Eye For Film >> Movies >> La Ciénaga (2000) Film Review
La Ciénaga
Reviewed by: Angus Wolfe Murray
For the landed gentry, summers can be long and tedious. The nouveau riche are different. They have expensive toys to play with and are more energetic. Old money means old things, houses too big to maintain, a cavalier attitude towards outside interference and a dislike of change.
Big families don't need anyone. They have each other. Privilege brings freedom and freedom encourages eccentricity and eccentricity seeps into the fabric.
Lucrecia Martel's debut as writer/director captures the many layered character of the Argentinian upper-class so perfectly that explanatory scenes would appear bourgeois in their desire to tidy the place up a bit.

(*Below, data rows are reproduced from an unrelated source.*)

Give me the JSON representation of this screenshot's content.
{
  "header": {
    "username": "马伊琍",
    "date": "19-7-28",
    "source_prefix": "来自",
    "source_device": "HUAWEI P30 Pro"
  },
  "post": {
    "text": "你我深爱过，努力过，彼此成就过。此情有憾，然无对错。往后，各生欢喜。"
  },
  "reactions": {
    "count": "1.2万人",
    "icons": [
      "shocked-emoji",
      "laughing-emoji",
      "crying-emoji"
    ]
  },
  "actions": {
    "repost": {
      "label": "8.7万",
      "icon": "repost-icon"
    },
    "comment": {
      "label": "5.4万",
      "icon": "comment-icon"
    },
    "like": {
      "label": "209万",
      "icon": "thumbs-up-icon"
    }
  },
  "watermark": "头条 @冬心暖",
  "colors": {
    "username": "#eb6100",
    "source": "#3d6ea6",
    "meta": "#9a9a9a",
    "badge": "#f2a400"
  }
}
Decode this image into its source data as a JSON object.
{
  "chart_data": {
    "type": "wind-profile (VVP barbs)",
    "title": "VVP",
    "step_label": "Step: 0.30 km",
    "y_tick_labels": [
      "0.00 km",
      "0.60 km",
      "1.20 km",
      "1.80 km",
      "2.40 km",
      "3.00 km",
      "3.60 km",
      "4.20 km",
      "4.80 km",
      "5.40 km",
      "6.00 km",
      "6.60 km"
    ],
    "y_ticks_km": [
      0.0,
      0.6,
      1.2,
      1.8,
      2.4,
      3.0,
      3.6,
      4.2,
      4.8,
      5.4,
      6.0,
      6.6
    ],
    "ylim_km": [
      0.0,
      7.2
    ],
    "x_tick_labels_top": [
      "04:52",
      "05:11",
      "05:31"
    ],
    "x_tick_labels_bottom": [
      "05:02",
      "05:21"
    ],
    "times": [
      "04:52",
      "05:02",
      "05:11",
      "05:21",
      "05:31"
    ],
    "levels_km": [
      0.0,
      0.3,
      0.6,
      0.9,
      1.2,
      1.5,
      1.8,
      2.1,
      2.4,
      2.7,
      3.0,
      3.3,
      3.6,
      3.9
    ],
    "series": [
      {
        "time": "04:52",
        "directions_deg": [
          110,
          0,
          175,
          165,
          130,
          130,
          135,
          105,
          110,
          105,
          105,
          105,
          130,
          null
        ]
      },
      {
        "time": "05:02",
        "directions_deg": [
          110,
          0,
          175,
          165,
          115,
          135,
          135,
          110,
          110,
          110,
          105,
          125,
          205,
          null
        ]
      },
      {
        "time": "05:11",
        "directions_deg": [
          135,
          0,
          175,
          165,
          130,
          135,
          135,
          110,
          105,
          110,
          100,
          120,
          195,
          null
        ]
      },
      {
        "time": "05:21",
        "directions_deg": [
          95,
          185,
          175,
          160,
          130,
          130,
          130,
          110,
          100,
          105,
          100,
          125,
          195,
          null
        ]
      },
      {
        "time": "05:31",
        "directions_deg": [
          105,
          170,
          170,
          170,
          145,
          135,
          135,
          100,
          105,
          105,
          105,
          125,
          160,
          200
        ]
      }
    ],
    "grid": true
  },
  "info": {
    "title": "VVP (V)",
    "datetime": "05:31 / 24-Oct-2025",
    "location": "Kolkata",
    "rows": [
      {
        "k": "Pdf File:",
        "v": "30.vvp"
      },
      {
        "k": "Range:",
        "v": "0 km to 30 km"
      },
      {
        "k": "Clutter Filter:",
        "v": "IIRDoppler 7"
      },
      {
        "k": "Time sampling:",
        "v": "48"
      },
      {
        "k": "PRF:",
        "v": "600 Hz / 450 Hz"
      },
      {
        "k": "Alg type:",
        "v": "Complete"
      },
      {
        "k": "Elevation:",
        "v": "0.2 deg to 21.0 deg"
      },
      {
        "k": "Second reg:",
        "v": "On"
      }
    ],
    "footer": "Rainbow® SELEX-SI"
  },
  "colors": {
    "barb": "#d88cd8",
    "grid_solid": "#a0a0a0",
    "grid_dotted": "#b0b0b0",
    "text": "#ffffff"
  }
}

The adults are generally tipsy and the young undisciplined. Mecha (Graciela Borges) spends much of the film in bed, after falling by the pool and cutting herself on smashed wine glasses. Gregorio (Martin Adjemian) dyes his hair and has long lost the will to run the estate, his fading charm dissipated by boredom and alcohol.
The teenage children do what they like, which is tame by modern standards. Their isolation from the urban jungle avoids the banality of a cocaine habit, in favour of hunting in the woods, lying about in rooms, driving cars underage and feeding a dog at the table.
Momi (Sofia Bertolotto) has a crush on the servant girl (Andrea Lopez). Jose (Juan Cruz Bordeu) has a crush on his sister, Veronica (Leonora Balcarce), while carrying on a half-hearted affair in Buenos Aires with an ex-mistress of his father. Sex, like so much else in this family, is unrequited.
Mecha's cousin, Tali (Mercedes Moran), lives in the town, Swamp City, in a house too small for a swimming pool. She is everything Mecha is not, calm, sober, loving, practical and a natural mother. Their friendship seems unevenly balanced.
Martel shoots the film as if it was a documentary, something she knows about, so that the camera observes rather than intrudes, hints rather than declares, records rather than invents. The ensemble cast is superb, with Bertolotto and Moran especially memorable.
It is not a film in which plot takes preference over ambience. No one answers the phone. The need for fresh ice is more urgent than worrying about what the kids are up to in the mountains. The pool hasn't been cleaned in years and, as Tali says, "Here, nothing ever works." Mecha despises the servants, assuming that they are lazy and dishonest. "Indians only think of fun," she spits. "We spoil them."
Seldom has a way of life, however unstructured, been captured on film with such confidence and subtlety. Bunuel would have been proud.